Unnamed: 0,team,year,athletes,events,age,height,weight,prev_medals,medals
0,AFG,1964,8,8,22.0,161.0,64.2,0.0,0
1,AFG,1968,5,5,23.2,170.2,70.0,0.0,0
2,AFG,1972,8,8,29.0,168.3,63.8,0.0,0
3,AFG,1980,11,11,23.6,168.4,63.2,0.0,0
4,AFG,2004,5,5,18.6,170.8,64.8,0.0,0
...,...,...,...,...,...,...,...,...,...
2009,ZIM,2000,26,19,25.0,179.0,71.1,0.0,0
2010,ZIM,2004,14,11,25.1,177.8,70.5,0.0,3
2011,ZIM,2008,16,15,26.1,171.9,63.7,3.0,4
2012,ZIM,2012,9,8,27.3,174.4,65.2,4.0,0


# 4. Prepare X and y:

In [23]:
# Prepare matrix input X

X = teams[["athletes", "prev_medals"]].copy() 

X

Unnamed: 0,athletes,prev_medals
0,8,0.0
1,5,0.0
2,8,0.0
3,11,0.0
4,5,0.0
...,...,...
2009,26,0.0
2010,14,0.0
2011,16,3.0
2012,9,4.0


In [24]:
# Prepare vector lebel y

y = teams[["medals"]].copy()

y

Unnamed: 0,medals
0,0
1,0
2,0
3,0
4,0
...,...
2009,0
2010,3
2011,4
2012,0


# 5. Split data into training and testing set:

In [25]:
X_train, X_test, y_train, y_test = train_test_split(X, y, test_size = 0.2, random_state = 0)

In [26]:
print(f"Counts of samples in training set: {X_train.shape[0]}")
print(f"Counts of samples in testing set: {X_test.shape[0]}")

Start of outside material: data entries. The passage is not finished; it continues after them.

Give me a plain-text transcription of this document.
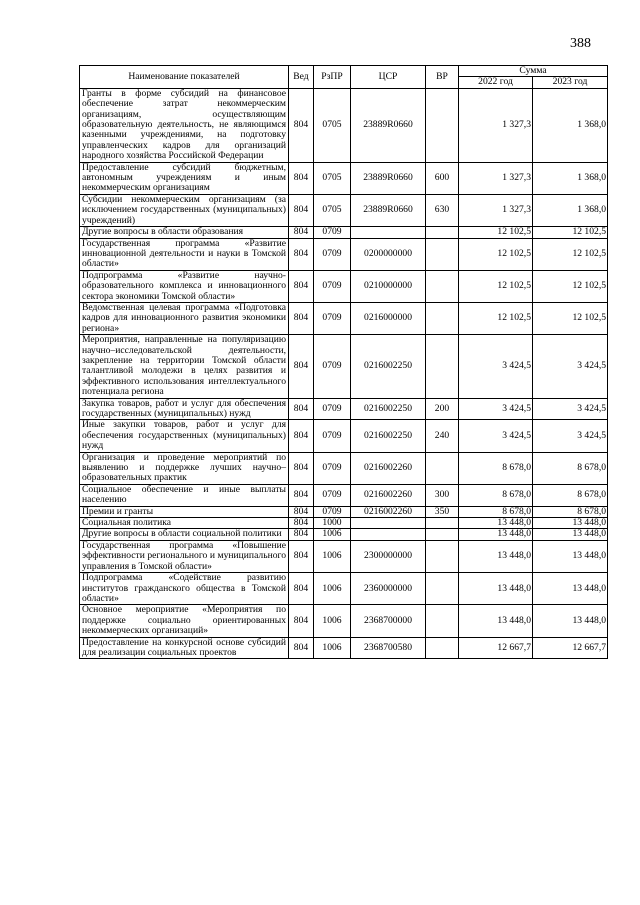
388
Наименование показателей	Вед	РзПР	ЦСР	ВР	Сумма	
					2022 год	2023 год
Гранты в форме субсидий на финансовое обеспечение затрат некоммерческим организациям, осуществляющим образовательную деятельность, не являющимся казенными учреждениями, на подготовку управленческих кадров для организаций народного хозяйства Российской Федерации	804	0705	23889R0660		1 327,3	1 368,0
Предоставление субсидий бюджетным, автономным учреждениям и иным некоммерческим организациям	804	0705	23889R0660	600	1 327,3	1 368,0
Субсидии некоммерческим организациям (за исключением государственных (муниципальных) учреждений)	804	0705	23889R0660	630	1 327,3	1 368,0
Другие вопросы в области образования	804	0709			12 102,5	12 102,5
Государственная программа «Развитие инновационной деятельности и науки в Томской области»	804	0709	0200000000		12 102,5	12 102,5
Подпрограмма «Развитие научно-образовательного комплекса и инновационного сектора экономики Томской области»	804	0709	0210000000		12 102,5	12 102,5
Ведомственная целевая программа «Подготовка кадров для инновационного развития экономики региона»	804	0709	0216000000		12 102,5	12 102,5
Мероприятия, направленные на популяризацию научно–исследовательской деятельности, закрепление на территории Томской области талантливой молодежи в целях развития и эффективного использования интеллектуального потенциала региона	804	0709	0216002250		3 424,5	3 424,5
Закупка товаров, работ и услуг для обеспечения государственных (муниципальных) нужд	804	0709	0216002250	200	3 424,5	3 424,5
Иные закупки товаров, работ и услуг для обеспечения государственных (муниципальных) нужд	804	0709	0216002250	240	3 424,5	3 424,5
Организация и проведение мероприятий по выявлению и поддержке лучших научно–образовательных практик	804	0709	0216002260		8 678,0	8 678,0
Социальное обеспечение и иные выплаты населению	804	0709	0216002260	300	8 678,0	8 678,0
Премии и гранты	804	0709	0216002260	350	8 678,0	8 678,0
Социальная политика	804	1000			13 448,0	13 448,0
Другие вопросы в области социальной политики	804	1006			13 448,0	13 448,0
Государственная программа «Повышение эффективности регионального и муниципального управления в Томской области»	804	1006	2300000000		13 448,0	13 448,0
Подпрограмма «Содействие развитию институтов гражданского общества в Томской области»	804	1006	2360000000		13 448,0	13 448,0
Основное мероприятие «Мероприятия по поддержке социально ориентированных некоммерческих организаций»	804	1006	2368700000		13 448,0	13 448,0
Предоставление на конкурсной основе субсидий для реализации социальных проектов	804	1006	2368700580		12 667,7	12 667,7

Counts of samples in training set: 1611
Counts of samples in testing set: 403


# 6. Using Linear Regression to make prediction:

In [27]:
lr = LinearRegression()

In [28]:
lr.fit(X_train, y_train)

LinearRegression()

In [29]:
# Calculate the bias
lr.intercept_

array([-1.85483677])

In [30]:
# Calculate the coeffiecients
lr.coef_

array([[0.06636112, 0.76017895]])

#### It means that the model is: $y = -1.85483677 + 0.06636112 x_1 + 0.76017895 x_2$

# 7. Model performance:

In [31]:
y_pred = lr.predict(X_test)

In [32]:
mae = mean_absolute_error(y_test, y_pred)
rmse = mean_squared_error(y_test, y_pred, squared=False)
r2 = r2_score(y_test, y_pred)

print('The model performance for testing set')
print('--------------------------------------')
print(f'MAE is {round(mae, 3)}')
print(f'RMSE is {round(rmse, 3)}')
print(f'R2 score is {round(r2*100, 2)}%')

The model performance for testing set
--------------------------------------
MAE is 4.815
RMSE is 10.883
R2 score is 89.96%


#### The R2 score is nearly 90%. It means that our model fit the data pretty well.